# Lecture 4 - Bootstrap testing on the CCHS dataset CART model


## Retrieve the data from the course package

### The Canadian Community Health Survey CCHS was designed to gather health-related data at the sub-provincial levels of geography (health region or combined health regions). 

### **Please note:** data provided here is a synthetic version designed specifically for the educational purpose of this course.

In [8]:
library(magrittr)

df <- epi7913A::cchs %>% dplyr::slice_sample(prop=0.1)
head(df)

Unnamed: 0_level_0,age,sex,CANHEARTbin,householdsize,education,maritalstatus,immigration,houseincome
Unnamed: 0_level_1,<fct>,<fct>,<int>,<fct>,<fct>,<fct>,<int>,<fct>
1,5,1,0,2,2,3,0,1
2,4,1,1,1,2,1,0,3
3,7,2,1,2,1,3,0,2
4,5,2,1,2,4,2,0,2
5,6,2,0,2,2,3,0,2
6,4,2,0,1,1,1,0,3


## The following R code, implements a bootstrap sampling method to test a CART model

### - Remove incomplete rows (containing NAs) and set the random seed.

In [9]:
df <- df[complete.cases(df),] #remove rows with NAs
set.seed(17)  # set a random seed

### - Define a function that builds a decision tree  (CART) model with default hyperparameters

In [10]:
# function build a tree model with default hyperparameters
buildTree <- function(train) 
{
    tree_model <- rpart::rpart(CANHEARTbin ~ ., data = train, method = "class")
    return(tree_model)
}

### - Define a function to evaluate the tree (CART) model on test data

In [11]:
# function to evaluate tree model on test data
evalTree <- function(tree_model, train, test)
{
  tree_predictions <- tryCatch(error=function(cnd) {print(cnd); cbind(rep(NA, 10), rep(NA, 10)) }, 
                               { predict(tree_model, test, type = 'prob') } )

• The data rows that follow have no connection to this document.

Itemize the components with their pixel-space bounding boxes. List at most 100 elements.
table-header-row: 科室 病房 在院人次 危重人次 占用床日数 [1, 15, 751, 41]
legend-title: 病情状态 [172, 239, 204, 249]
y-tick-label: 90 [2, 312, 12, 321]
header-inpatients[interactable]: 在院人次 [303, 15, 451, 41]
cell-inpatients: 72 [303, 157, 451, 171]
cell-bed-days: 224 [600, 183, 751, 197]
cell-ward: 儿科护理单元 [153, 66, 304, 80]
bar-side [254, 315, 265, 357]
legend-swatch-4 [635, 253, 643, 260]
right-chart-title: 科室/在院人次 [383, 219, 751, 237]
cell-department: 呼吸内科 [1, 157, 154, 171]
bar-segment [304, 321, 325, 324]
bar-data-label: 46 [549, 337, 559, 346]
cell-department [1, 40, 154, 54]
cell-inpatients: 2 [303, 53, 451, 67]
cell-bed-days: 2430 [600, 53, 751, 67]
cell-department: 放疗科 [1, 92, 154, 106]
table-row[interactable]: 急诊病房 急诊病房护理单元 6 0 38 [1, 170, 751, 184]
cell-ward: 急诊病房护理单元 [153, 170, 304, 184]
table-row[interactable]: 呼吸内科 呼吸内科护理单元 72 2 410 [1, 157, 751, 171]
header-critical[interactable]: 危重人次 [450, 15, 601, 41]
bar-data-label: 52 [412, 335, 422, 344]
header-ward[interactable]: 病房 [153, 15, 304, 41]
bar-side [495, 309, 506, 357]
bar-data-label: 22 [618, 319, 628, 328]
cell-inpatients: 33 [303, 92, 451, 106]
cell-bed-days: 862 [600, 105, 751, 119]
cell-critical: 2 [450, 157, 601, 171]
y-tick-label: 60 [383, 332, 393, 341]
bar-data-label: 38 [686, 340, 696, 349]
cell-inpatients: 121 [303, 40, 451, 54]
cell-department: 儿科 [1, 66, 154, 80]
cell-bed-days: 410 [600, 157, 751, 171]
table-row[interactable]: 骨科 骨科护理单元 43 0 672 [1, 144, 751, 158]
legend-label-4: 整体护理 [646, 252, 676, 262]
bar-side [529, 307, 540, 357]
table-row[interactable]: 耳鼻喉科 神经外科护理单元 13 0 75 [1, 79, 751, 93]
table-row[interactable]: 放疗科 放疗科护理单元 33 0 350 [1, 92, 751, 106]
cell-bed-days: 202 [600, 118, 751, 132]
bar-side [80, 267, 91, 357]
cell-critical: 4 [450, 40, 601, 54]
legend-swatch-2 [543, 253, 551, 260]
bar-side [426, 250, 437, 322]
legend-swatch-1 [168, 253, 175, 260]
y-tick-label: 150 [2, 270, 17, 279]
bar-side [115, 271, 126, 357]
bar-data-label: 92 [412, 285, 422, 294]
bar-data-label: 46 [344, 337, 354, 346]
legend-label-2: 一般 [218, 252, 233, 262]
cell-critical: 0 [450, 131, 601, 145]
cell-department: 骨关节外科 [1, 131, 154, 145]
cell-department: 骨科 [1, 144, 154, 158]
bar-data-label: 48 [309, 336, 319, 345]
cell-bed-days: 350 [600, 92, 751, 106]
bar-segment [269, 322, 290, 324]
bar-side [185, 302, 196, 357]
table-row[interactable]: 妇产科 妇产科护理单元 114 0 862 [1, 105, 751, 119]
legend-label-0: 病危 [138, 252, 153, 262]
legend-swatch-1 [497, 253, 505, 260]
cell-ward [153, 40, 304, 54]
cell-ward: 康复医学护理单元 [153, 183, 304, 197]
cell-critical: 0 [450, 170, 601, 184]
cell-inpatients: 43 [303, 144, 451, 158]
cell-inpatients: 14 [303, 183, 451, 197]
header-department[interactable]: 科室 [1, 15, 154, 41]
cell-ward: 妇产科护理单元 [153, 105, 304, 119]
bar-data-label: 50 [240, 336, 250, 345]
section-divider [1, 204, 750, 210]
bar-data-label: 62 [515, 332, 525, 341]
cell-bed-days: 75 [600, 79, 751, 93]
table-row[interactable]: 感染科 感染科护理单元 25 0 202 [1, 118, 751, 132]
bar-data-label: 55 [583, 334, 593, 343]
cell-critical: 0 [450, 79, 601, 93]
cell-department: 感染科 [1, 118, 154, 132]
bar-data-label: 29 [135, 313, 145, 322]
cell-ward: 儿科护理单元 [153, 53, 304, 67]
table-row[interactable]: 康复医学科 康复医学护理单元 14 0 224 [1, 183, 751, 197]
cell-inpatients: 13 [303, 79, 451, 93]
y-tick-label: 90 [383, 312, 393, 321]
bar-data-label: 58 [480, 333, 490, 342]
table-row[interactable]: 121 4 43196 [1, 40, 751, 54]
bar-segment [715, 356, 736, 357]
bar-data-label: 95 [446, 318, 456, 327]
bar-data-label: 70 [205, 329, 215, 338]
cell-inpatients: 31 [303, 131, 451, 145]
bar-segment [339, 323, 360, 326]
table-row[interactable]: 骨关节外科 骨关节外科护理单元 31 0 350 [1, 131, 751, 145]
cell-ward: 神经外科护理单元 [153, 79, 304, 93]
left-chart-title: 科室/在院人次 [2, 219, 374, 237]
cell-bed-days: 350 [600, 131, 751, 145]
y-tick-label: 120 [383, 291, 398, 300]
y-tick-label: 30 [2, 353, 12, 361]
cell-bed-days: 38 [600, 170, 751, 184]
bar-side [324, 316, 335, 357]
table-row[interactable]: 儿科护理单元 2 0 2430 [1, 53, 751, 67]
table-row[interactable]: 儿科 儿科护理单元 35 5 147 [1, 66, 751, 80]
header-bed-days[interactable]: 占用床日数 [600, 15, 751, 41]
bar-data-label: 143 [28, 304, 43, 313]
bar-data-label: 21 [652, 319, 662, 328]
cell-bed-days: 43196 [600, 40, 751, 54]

  if (sum(is.na(tree_predictions[,2]))==0)
      r1 <- MLmetrics::LogLoss(tree_predictions[,2], as.numeric(as.character(train$CANHEARTbin)))
  else
      r1 <- NA
  
  return(r1)
} 

## Now we are going to estimate the error using a bootstrap method of __Harrell et al. (https://www4.stat.ncsu.edu/~lu/ST745/sim_modelchecking.pdf)__. 

### **Note:** we are dealing with logloss, therefore, the calculations are adjusted from the original paper (as opposed to a performance metric).

### - First, compute the error on the original data

In [12]:
# first compute the error on the original data
orig.tree <- buildTree(df)
e.orig <- evalTree(orig.tree, df, df)
cat("\n","Original error:", e.orig, "\n")


 Original error: 0.6231971 


### - Then compute the bootstrap optimism

In [13]:
# then compute the bootstrap optimism
opt <- mean(sapply(seq(100), function(i) {
    boot.sample<-df[sample(nrow(df), replace=T),]
    boot.model<-buildTree(boot.sample)
    e.orig.i<-evalTree(boot.model, boot.sample, df)
    e.boot.i<-evalTree(boot.model, boot.sample, boot.sample)
    return(e.orig.i - e.boot.i) # since it is an error reverse
    }), na.rm=T)

cat("\nOptimisim:", opt, "\n")


Optimisim: 0.2029782 


### - Then add bootstrap optimism to original error

In [14]:
cat("\nOverall error:", e.orig + opt , "\n")


Overall error: 0.8261753 


### There are other bootstrapping approaches that can be used to compute the error but in general this approach provides quite a robust result.